Avant même d’être un symbole emblématique de la Révolution française, la Bastille était un château fort conçu pour défendre Paris. Son histoire commence en 1370, durant la guerre des cent ans, lorsque Charles V ordonna la construction d’une forteresse stratégique pour sécuriser la porte Saint-Antoine, vulnérable aux invasions. L’édifice, flanqué de huit tours rondes et entouré de fossés étroits, devint rapidement un point de résistance incontournable.
«Dans ce contexte, les menaces internes et externes étaient réelles», souligne Claude Quétel, historien spécialiste de la Bastille. En 1383, le mur de 24 mètres de haut atteignit son terme, créant une structure défensive irrégulière. Plus tard, sous Louis XIV, cette forteresse devint l’un des principaux lieux d’arrestation par lettres de cachet, permettant au roi d’incarcérer sans procès.

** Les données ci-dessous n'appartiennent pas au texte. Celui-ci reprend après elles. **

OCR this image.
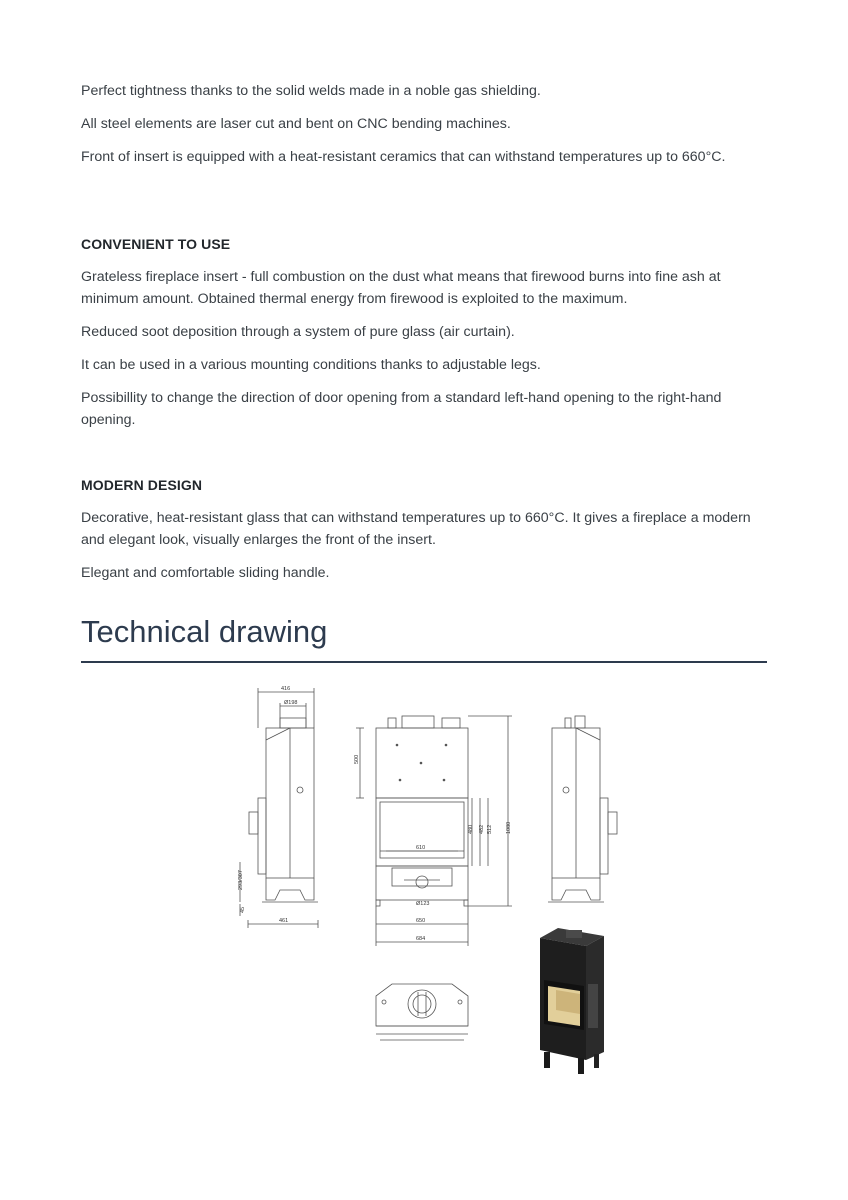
Perfect tightness thanks to the solid welds made in a noble gas shielding.

All steel elements are laser cut and bent on CNC bending machines.

Front of insert is equipped with a heat-resistant ceramics that can withstand temperatures up to 660°C.

CONVENIENT TO USE

Grateless fireplace insert - full combustion on the dust what means that firewood burns into fine ash at minimum amount. Obtained thermal energy from firewood is exploited to the maximum.

Reduced soot deposition through a system of pure glass (air curtain).

It can be used in a various mounting conditions thanks to adjustable legs.

Possibillity to change the direction of door opening from a standard left-hand opening to the right-hand opening.

MODERN DESIGN

Decorative, heat-resistant glass that can withstand temperatures up to 660°C. It gives a fireplace a modern and elegant look, visually enlarges the front of the insert.

Elegant and comfortable sliding handle.

Technical drawing
416
Ø198
293/307
45
461
500
610
480 482 512 1080
Ø123
650
684
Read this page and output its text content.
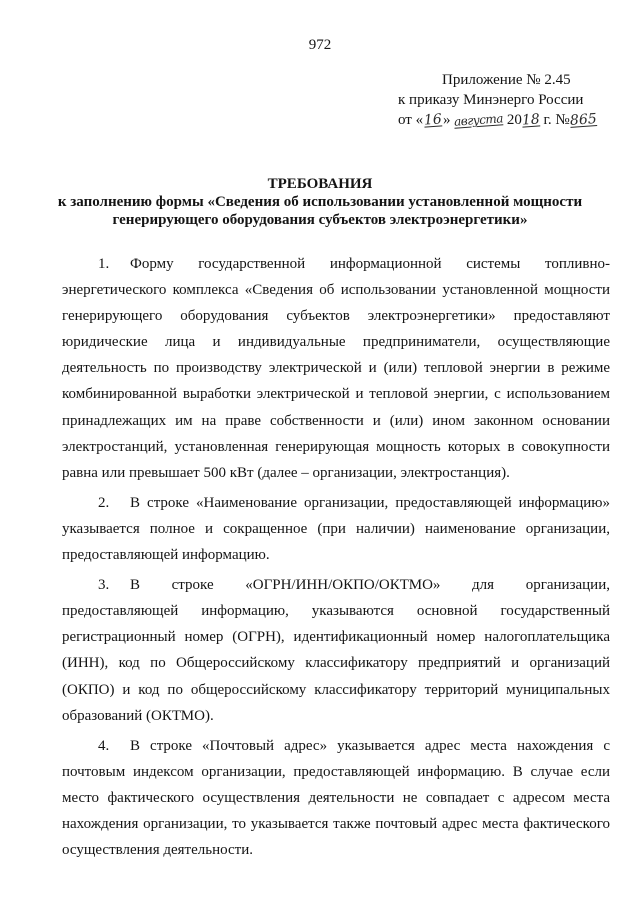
972
Приложение № 2.45
к приказу Минэнерго России
от «16» августа 2018 г. №865
ТРЕБОВАНИЯ
к заполнению формы «Сведения об использовании установленной мощности
генерирующего оборудования субъектов электроэнергетики»

1. Форму государственной информационной системы топливно-энергетического комплекса «Сведения об использовании установленной мощности генерирующего оборудования субъектов электроэнергетики» предоставляют юридические лица и индивидуальные предприниматели, осуществляющие деятельность по производству электрической и (или) тепловой энергии в режиме комбинированной выработки электрической и тепловой энергии, с использованием принадлежащих им на праве собственности и (или) ином законном основании электростанций, установленная генерирующая мощность которых в совокупности равна или превышает 500 кВт (далее – организации, электростанция).

2. В строке «Наименование организации, предоставляющей информацию» указывается полное и сокращенное (при наличии) наименование организации, предоставляющей информацию.

3. В строке «ОГРН/ИНН/ОКПО/ОКТМО» для организации, предоставляющей информацию, указываются основной государственный регистрационный номер (ОГРН), идентификационный номер налогоплательщика (ИНН), код по Общероссийскому классификатору предприятий и организаций (ОКПО) и код по общероссийскому классификатору территорий муниципальных образований (ОКТМО).

4. В строке «Почтовый адрес» указывается адрес места нахождения с почтовым индексом организации, предоставляющей информацию. В случае если место фактического осуществления деятельности не совпадает с адресом места нахождения организации, то указывается также почтовый адрес места фактического осуществления деятельности.
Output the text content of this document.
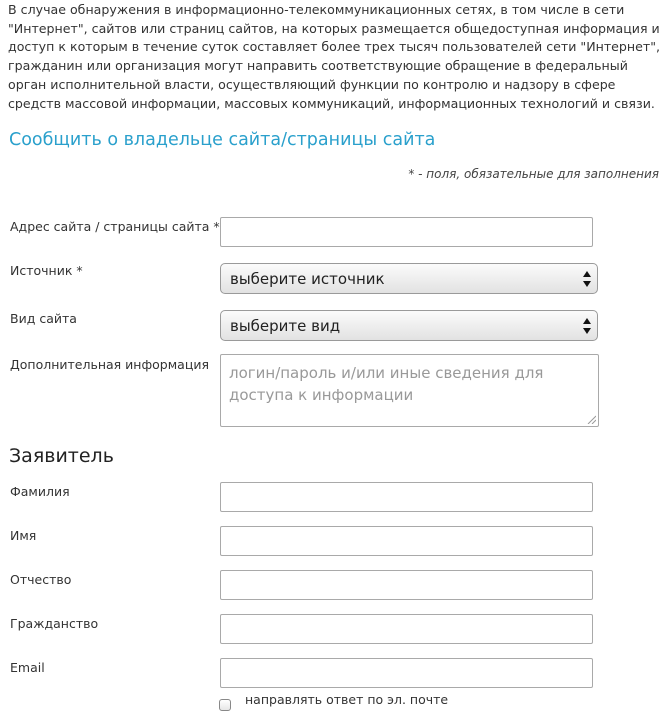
В случае обнаружения в информационно-телекоммуникационных сетях, в том числе в сети "Интернет", сайтов или страниц сайтов, на которых размещается общедоступная информация и доступ к которым в течение суток составляет более трех тысяч пользователей сети "Интернет", гражданин или организация могут направить соответствующие обращение в федеральный орган исполнительной власти, осуществляющий функции по контролю и надзору в сфере средств массовой информации, массовых коммуникаций, информационных технологий и связи.

Сообщить о владельце сайта/страницы сайта
* - поля, обязательные для заполнения
Адрес сайта / страницы сайта *
Источник *	выберите источник
Вид сайта	выберите вид
Дополнительная информация	логин/пароль и/или иные сведения для доступа к информации
Заявитель
Фамилия
Имя
Отчество
Гражданство
Email
направлять ответ по эл. почте
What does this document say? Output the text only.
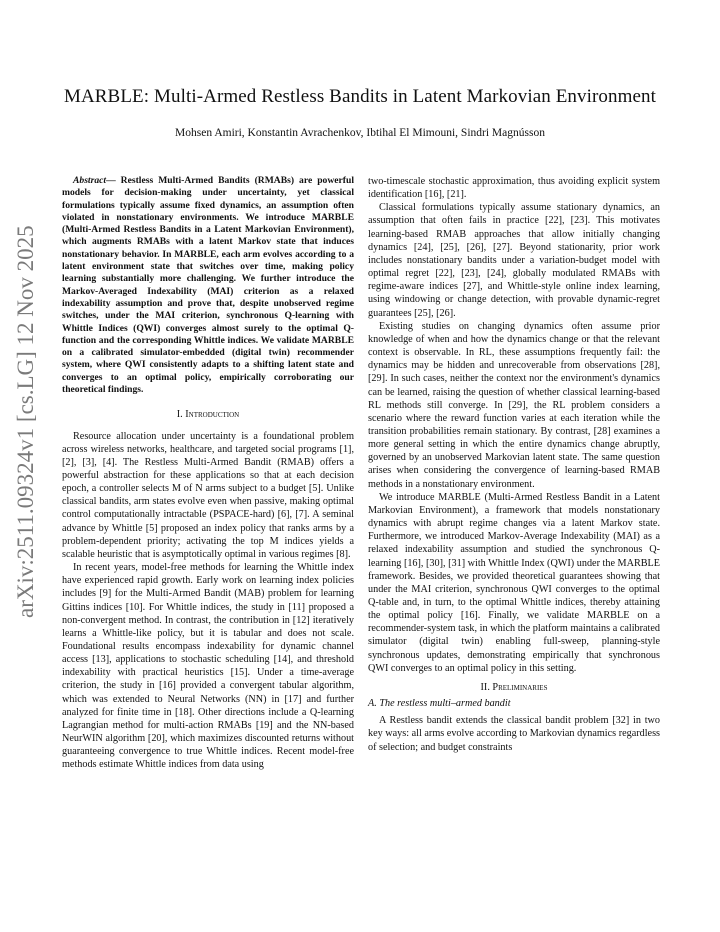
arXiv:2511.09324v1 [cs.LG] 12 Nov 2025
MARBLE: Multi-Armed Restless Bandits in Latent Markovian Environment
Mohsen Amiri, Konstantin Avrachenkov, Ibtihal El Mimouni, Sindri Magnússon

Abstract— Restless Multi-Armed Bandits (RMABs) are powerful models for decision-making under uncertainty, yet classical formulations typically assume fixed dynamics, an assumption often violated in nonstationary environments. We introduce MARBLE (Multi-Armed Restless Bandits in a Latent Markovian Environment), which augments RMABs with a latent Markov state that induces nonstationary behavior. In MARBLE, each arm evolves according to a latent environment state that switches over time, making policy learning substantially more challenging. We further introduce the Markov-Averaged Indexability (MAI) criterion as a relaxed indexability assumption and prove that, despite unobserved regime switches, under the MAI criterion, synchronous Q-learning with Whittle Indices (QWI) converges almost surely to the optimal Q-function and the corresponding Whittle indices. We validate MARBLE on a calibrated simulator-embedded (digital twin) recommender system, where QWI consistently adapts to a shifting latent state and converges to an optimal policy, empirically corroborating our theoretical findings.

I. Introduction

Resource allocation under uncertainty is a foundational problem across wireless networks, healthcare, and targeted social programs [1], [2], [3], [4]. The Restless Multi-Armed Bandit (RMAB) offers a powerful abstraction for these applications so that at each decision epoch, a controller selects M of N arms subject to a budget [5]. Unlike classical bandits, arm states evolve even when passive, making optimal control computationally intractable (PSPACE-hard) [6], [7]. A seminal advance by Whittle [5] proposed an index policy that ranks arms by a problem-dependent priority; activating the top M indices yields a scalable heuristic that is asymptotically optimal in various regimes [8].

In recent years, model-free methods for learning the Whittle index have experienced rapid growth. Early work on learning index policies includes [9] for the Multi-Armed Bandit (MAB) problem for learning Gittins indices [10]. For Whittle indices, the study in [11] proposed a non-convergent method. In contrast, the contribution in [12] iteratively learns a Whittle-like policy, but it is tabular and does not scale. Foundational results encompass indexability for dynamic channel access [13], applications to stochastic scheduling [14], and threshold indexability with practical heuristics [15]. Under a time-average criterion, the study in [16] provided a convergent tabular algorithm, which was extended to Neural Networks (NN) in [17] and further analyzed for finite time in [18]. Other directions include a Q-learning Lagrangian method for multi-action RMABs [19] and the NN-based NeurWIN algorithm [20], which maximizes discounted returns without guaranteeing convergence to true Whittle indices. Recent model-free methods estimate Whittle indices from data using

two-timescale stochastic approximation, thus avoiding explicit system identification [16], [21].

Classical formulations typically assume stationary dynamics, an assumption that often fails in practice [22], [23]. This motivates learning-based RMAB approaches that allow initially changing dynamics [24], [25], [26], [27]. Beyond stationarity, prior work includes nonstationary bandits under a variation-budget model with optimal regret [22], [23], [24], globally modulated RMABs with regime-aware indices [27], and Whittle-style online index learning, using windowing or change detection, with provable dynamic-regret guarantees [25], [26].

Existing studies on changing dynamics often assume prior knowledge of when and how the dynamics change or that the relevant context is observable. In RL, these assumptions frequently fail: the dynamics may be hidden and unrecoverable from observations [28], [29]. In such cases, neither the context nor the environment's dynamics can be learned, raising the question of whether classical learning-based RL methods still converge. In [29], the RL problem considers a scenario where the reward function varies at each iteration while the transition probabilities remain stationary. By contrast, [28] examines a more general setting in which the entire dynamics change abruptly, governed by an unobserved Markovian latent state. The same question arises when considering the convergence of learning-based RMAB methods in a nonstationary environment.

We introduce MARBLE (Multi-Armed Restless Bandit in a Latent Markovian Environment), a framework that models nonstationary dynamics with abrupt regime changes via a latent Markov state. Furthermore, we introduced Markov-Average Indexability (MAI) as a relaxed indexability assumption and studied the synchronous Q-learning [16], [30], [31] with Whittle Index (QWI) under the MARBLE framework. Besides, we provided theoretical guarantees showing that under the MAI criterion, synchronous QWI converges to the optimal Q-table and, in turn, to the optimal Whittle indices, thereby attaining the optimal policy [16]. Finally, we validate MARBLE on a recommender-system task, in which the platform maintains a calibrated simulator (digital twin) enabling full-sweep, planning-style synchronous updates, demonstrating empirically that synchronous QWI converges to an optimal policy in this setting.

II. Preliminaries
A. The restless multi–armed bandit

A Restless bandit extends the classical bandit problem [32] in two key ways: all arms evolve according to Markovian dynamics regardless of selection; and budget constraints
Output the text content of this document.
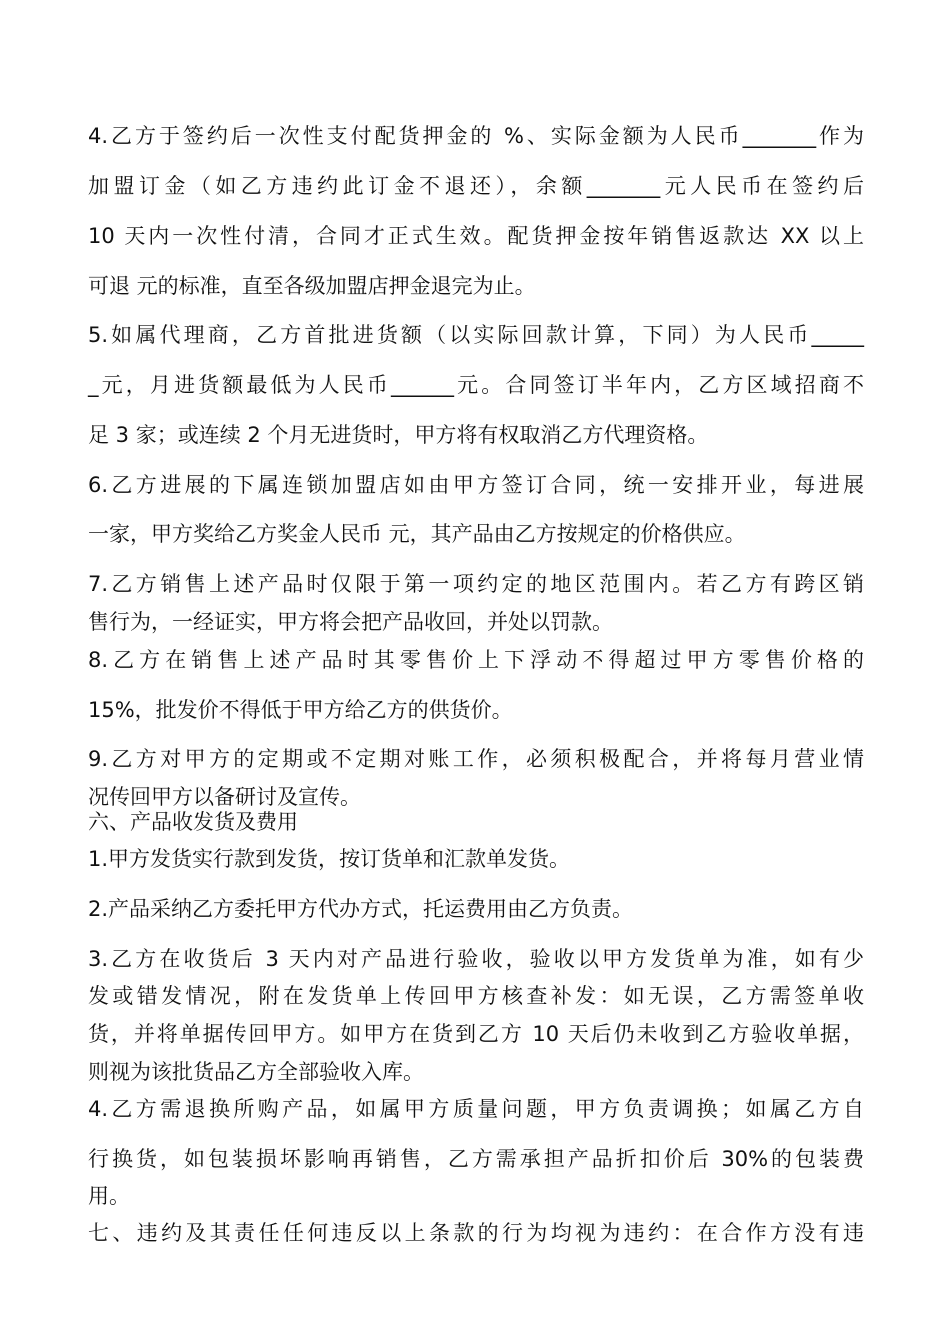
4.乙方于签约后一次性支付配货押金的 %、实际金额为人民币_______作为
加盟订金（如乙方违约此订金不退还），余额_______元人民币在签约后
10 天内一次性付清，合同才正式生效。配货押金按年销售返款达 XX 以上
可退 元的标准，直至各级加盟店押金退完为止。
5.如属代理商，乙方首批进货额（以实际回款计算，下同）为人民币_____
_元，月进货额最低为人民币______元。合同签订半年内，乙方区域招商不
足 3 家；或连续 2 个月无进货时，甲方将有权取消乙方代理资格。
6.乙方进展的下属连锁加盟店如由甲方签订合同，统一安排开业，每进展
一家，甲方奖给乙方奖金人民币 元，其产品由乙方按规定的价格供应。
7.乙方销售上述产品时仅限于第一项约定的地区范围内。若乙方有跨区销
售行为，一经证实，甲方将会把产品收回，并处以罚款。
8.乙方在销售上述产品时其零售价上下浮动不得超过甲方零售价格的
15%，批发价不得低于甲方给乙方的供货价。
9.乙方对甲方的定期或不定期对账工作，必须积极配合，并将每月营业情
况传回甲方以备研讨及宣传。
六、产品收发货及费用
1.甲方发货实行款到发货，按订货单和汇款单发货。
2.产品采纳乙方委托甲方代办方式，托运费用由乙方负责。
3.乙方在收货后 3 天内对产品进行验收，验收以甲方发货单为准，如有少
发或错发情况，附在发货单上传回甲方核查补发：如无误，乙方需签单收
货，并将单据传回甲方。如甲方在货到乙方 10 天后仍未收到乙方验收单据，
则视为该批货品乙方全部验收入库。
4.乙方需退换所购产品，如属甲方质量问题，甲方负责调换；如属乙方自
行换货，如包装损坏影响再销售，乙方需承担产品折扣价后 30%的包装费
用。
七、违约及其责任任何违反以上条款的行为均视为违约：在合作方没有违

Les prisonniers, souvent nobles ou personnes politiques, subissaient des conditions insalubres : quelques meubles rudimentaires pour les plus aisés, et des paillasses dans les cachots sous-sols réservés aux plus démunis. «En hiver, ces caves funestes sont des glacières…», rappelle l’historien en évoquant la réalité quotidienne.
Le matin du 14 juillet 1789 marqua le début de sa disparition définitive. La foule parisienne prit l’édifice d’assaut, mettant fin à un symbole de l’Ancien Régime. Les pierres démolies furent réutilisées pour des constructions modernes, symbolisant ainsi la transition vers une société plus démocratique. Aujourd’hui, malgré sa disparition physique, l’ombre de la Bastille demeure un rappel puissant de la lutte contre le pouvoir absolu et de l’émergence d’une république.